Rencontre du troisième type est sorti en 1977. On peut ne le voir que comme un film d’époque aussi. Une époque où la critique était à la mode. En 2005 le groupe d’artistes « Bernadette Corporation » sort le film Get rid of yourself. C’est sur Vimeo. Peut-être un des meilleurs films sur les évènements de Gênes 2001 mis en perspective de la chute des deux tours en septembre et, surtout, étant très critique quant aux formats militants avec, par exemple, des témoignages d’anarchistes voyant leur chemin obstrué par des pacifistes et
repoussés vers la police parce que les pacifistes, avec leur côté virginal, politique sainte et sans reproche, leur attribuent la mort de Carlo Giuliani, leur attribuent en général « la violence » ou, mieux, plus arty aussi, le film met aussi en parallèle Chloé Sévigny répétant, dans sa cuisine, des scènes où elle devrait jouer une activiste et des images de mode « all black » avec des found footages et divers témoignages des évènements de Gênes 2001. Un truc à faire bondir tout bon petit idéologue ou rigoriste militant. Un truc de point de vue. Décomplexé. Parce que tout ce dont on est sûr pour la chute des tours, c’est que le mouvement qu’on dira post-Seattle s’est particulièrement vu abîmé après la chute des tours. Ce mouvement prenait une ampleur folle. Et ce qu’il fallait, heureuse coïncidence, c’était renverser l’ennemi intérieur, le disqualifier, au profit d’un ennemi extérieur. Ne pas remettre en cause notre civilisation mais opposer notre civilisation à une autre. On vit encore cette heure-là. On est encore dedans.

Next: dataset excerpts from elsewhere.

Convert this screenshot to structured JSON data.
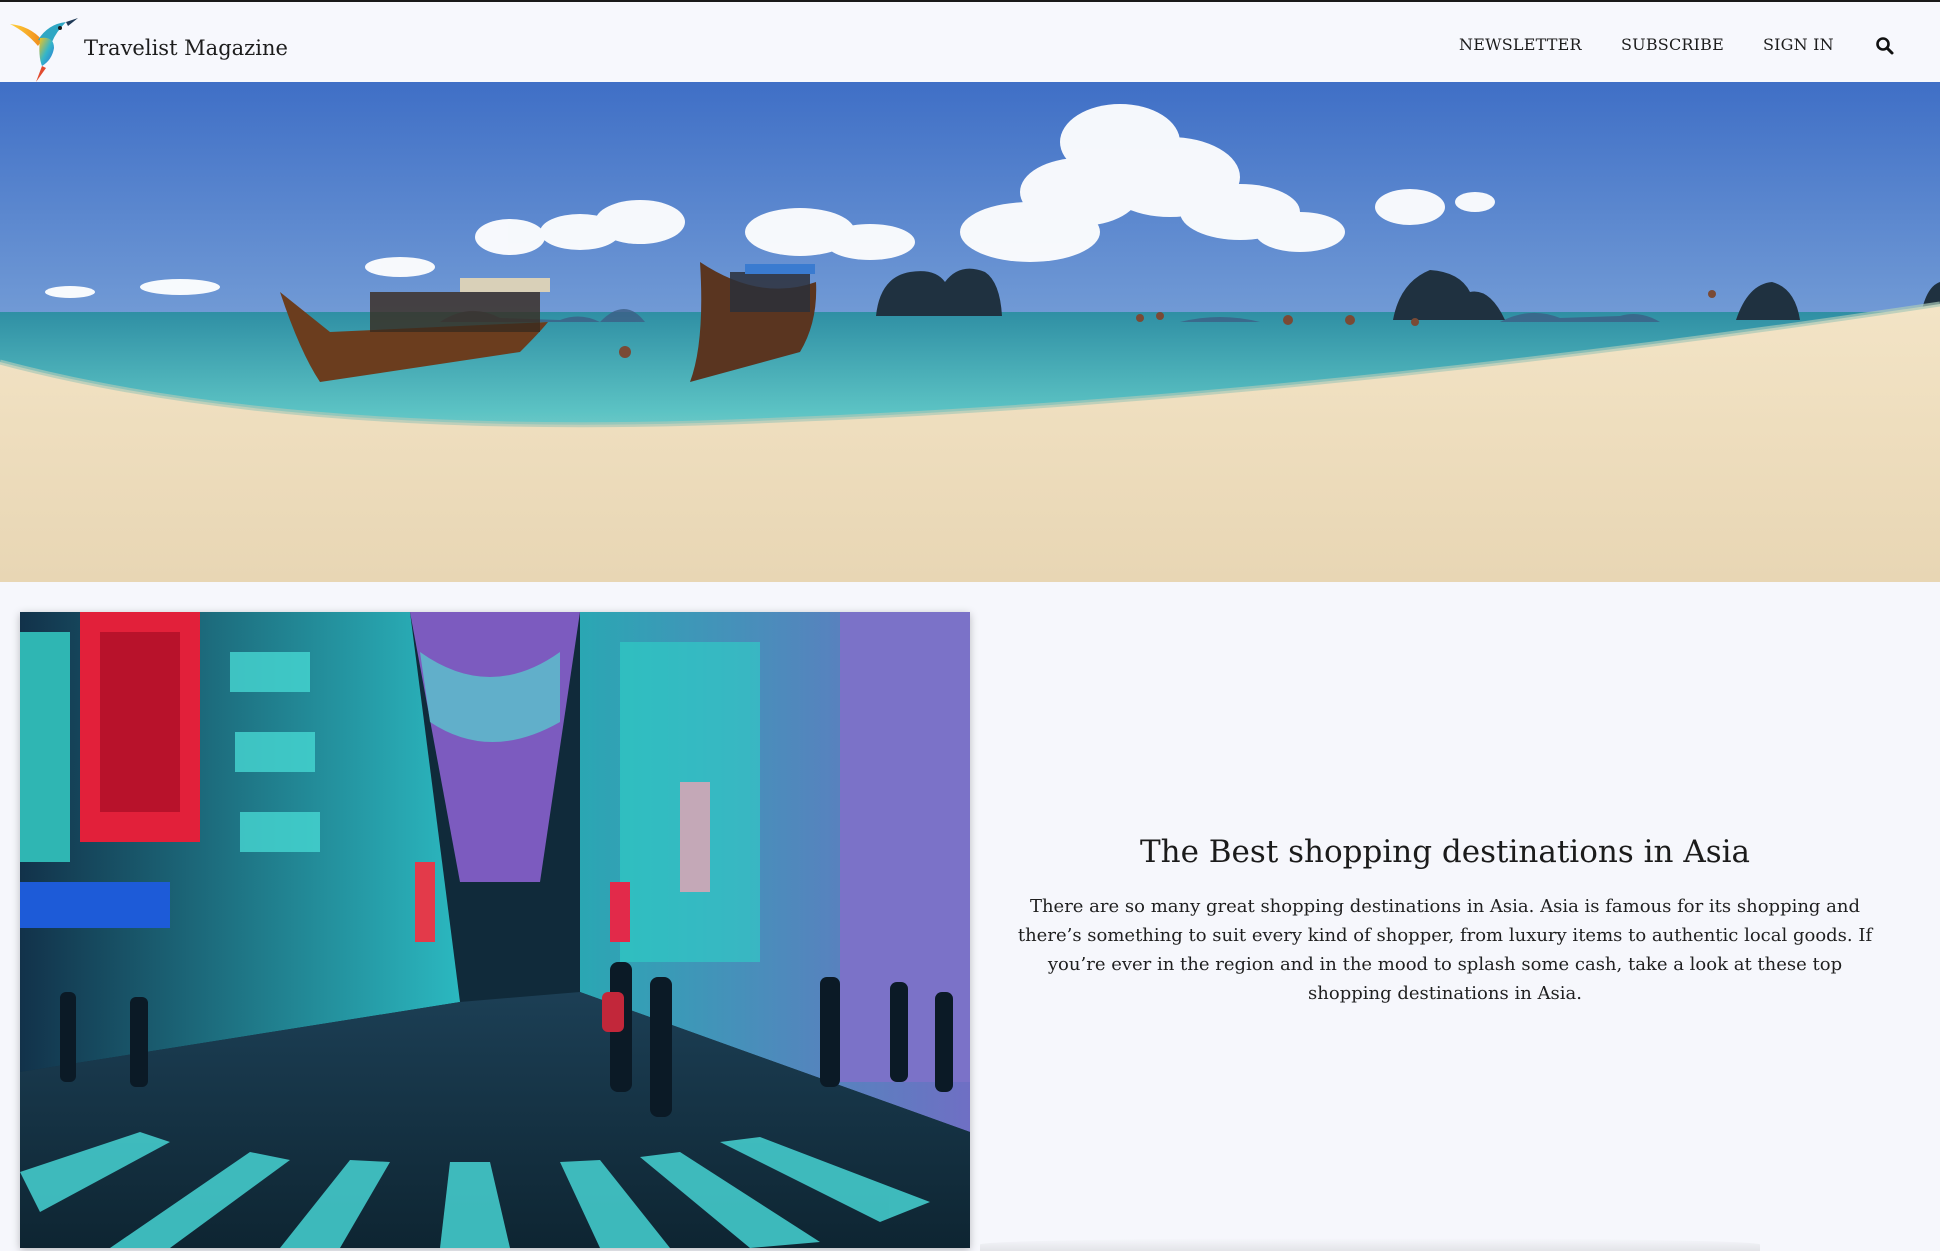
{
  "header": {
    "brand": "Travelist Magazine",
    "logo_icon": "hummingbird-logo-icon",
    "nav": [
      {
        "label": "NEWSLETTER"
      },
      {
        "label": "SUBSCRIBE"
      },
      {
        "label": "SIGN IN"
      }
    ],
    "search_icon": "search-icon"
  },
  "hero": {
    "image": "tropical-beach-longtail-boats-photo"
  },
  "feature": {
    "image": "neon-city-shopping-street-photo",
    "title": "The Best shopping destinations in Asia",
    "body": "There are so many great shopping destinations in Asia. Asia is famous for its shopping and there’s something to suit every kind of shopper, from luxury items to authentic local goods. If you’re ever in the region and in the mood to splash some cash, take a look at these top shopping destinations in Asia."
  },
  "colors": {
    "page_background": "#f6f7fc",
    "text": "#1b1b1b"
  }
}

Et ainsi de toute cette confusion. La confusion est le plus intriguant des commerces aujourd’hui. Collusion historique, spectaculaire, retour sur soi, légères vapeurs parfumées de danger, bruits étranges, l’ennemi est au coin de la rue, un fil d’acide brûlant suinte sur les parois poreuses de nos façades, la brume s’élève et, dedans, vous êtes seul, votre quête est programmée et votre paysage est fini.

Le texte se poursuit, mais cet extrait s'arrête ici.